The formulation of verapamil hydrochloride is administered as nasal spray with a concentration in the range between 15 mg/L to 20 mg/mL. However, addition into the nasal spray bottle the actuator has the ability to deliver less concentration of the drug i.e. 2.5 mg/actuation or spray. The nasal spray has an ability to deliver up to 140 ul of the solution and the concentration administered is 2.5 mg/125 ul.
The nasal spray of the formulation of the present invention is administrated through a spray device. The spray device has capability of administering dose volume in the range between 50 μl to 140 μl of the formulation with a droplet size less than 10 μm as tested by laser diffraction method.
The nasal spray of verapamil hydrochloride reduces the dose requirement as targeted delivery in nose which allows the entry of the virus and passage through upper respiratory and then lower respiratory tract. The nasal spray is also associated with ease of administration, improved patient compliance, self-administration without requirement of health professional and. is also cost-effective.
The formulation of the invention may be useful as add-on therapy to the recommended standard of care for the patients who are moderately severe thus improving the disease outcome in patients. The treatment may be administered to patients who are tested positive for SARS-COV-2 virus at an early stage as well as those who have serious pneumonia like complications leading to Acute Respiratory Distress Syndrome (ARDS).

Claims

1. A formulation for treatment of Severe Acute Respiratory Syndrome Coronavirus 2 (SARS-CoV-2) induced Coronavirus Disease 2019 (COVID-19), the formulation comprises:

a. verapamil hydrochloride at a concentration in the range between 15 mg/mL and 25 mg/mL;

b. sodium chloride at a concentration of 625 mg/mL, and

c. distilled water at a volume between q.s. to 1 mL

2. The formulation as claimed in claim 1, wherein the formulation with a concentration of verapamil hydrochloride at 20.0 mg/mL at pH 4.09 and 60° C. is stable for 33 days.

3. The formulation as claimed in claim 1, wherein the formulation inhibited Ribonucleic acid (RNA) replication of SARS-COV-2 in human liver cell line.

4. The formulation as claimed in claim 1, wherein the formulation inhibited calcium channel by disrupting the movement of calcium thus halting the calcium signaling.

5. The formulation as claimed in claim 1, wherein verapamil hydrochloride at a concentration of 10 mg/kg inhibited the levels of interleukin-1b (IL-)b), Tumor Necrosis Factor (TNF-a) and Monocyte Chemoattractant Protein-1 (MCP-1) in serum and activities of Myeloperoxidase (MPO), Lactate Dehydrogenase (LDH) and Superoxide Dismutase (SOD), Malondialdehyde (MDA) content and lung wet/dry ratio in lipopolysaccharide-induced pathological damage in mouse.

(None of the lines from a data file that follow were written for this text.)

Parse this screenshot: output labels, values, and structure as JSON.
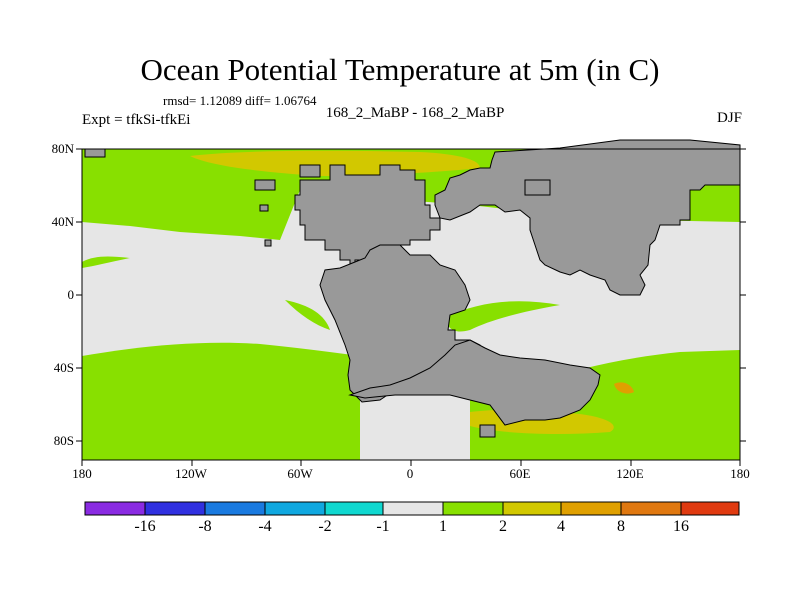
{
  "title": "Ocean Potential Temperature at 5m (in C)",
  "stats": "rmsd= 1.12089 diff= 1.06764",
  "subtitle": "168_2_MaBP - 168_2_MaBP",
  "expt": "Expt = tfkSi-tfkEi",
  "season": "DJF",
  "map": {
    "lat_labels": [
      "80N",
      "40N",
      "0",
      "40S",
      "80S"
    ],
    "lon_labels": [
      "180",
      "120W",
      "60W",
      "0",
      "60E",
      "120E",
      "180"
    ],
    "land_color": "#999999",
    "colors": {
      "near_zero": "#e6e6e6",
      "warm1": "#88e000",
      "warm2": "#d2c800",
      "warm3": "#e0a000"
    }
  },
  "colorbar": {
    "colors": [
      "#8a2be2",
      "#3030e0",
      "#1a7ae0",
      "#10a8e0",
      "#10d8d0",
      "#e6e6e6",
      "#88e000",
      "#d2c800",
      "#e0a000",
      "#e07810",
      "#e03a10"
    ],
    "labels": [
      "-16",
      "-8",
      "-4",
      "-2",
      "-1",
      "1",
      "2",
      "4",
      "8",
      "16"
    ]
  }
}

6. The formulation as claimed in claim 1, wherein verapamil hydrochloride exhibited antiviral activity in Chronic obstructive pulmonary disease (COPD).

7. The formulation as claimed in claim 1, wherein the formulation is administered as pulmonary delivery in the form of a nasal spray.

8. The formulation as claimed in claim 1, wherein the formulation is administered as pulmonary delivery through inhalation or nebulization.

9. The formulation as claimed in claim 1, wherein the formulation is administered through a spray device.

10. The formulation as claimed in claim 1, wherein the spray device has the ability to deliver less concentration of verapamil hydrochloride i.e. 2.5 mg/actuation or spray.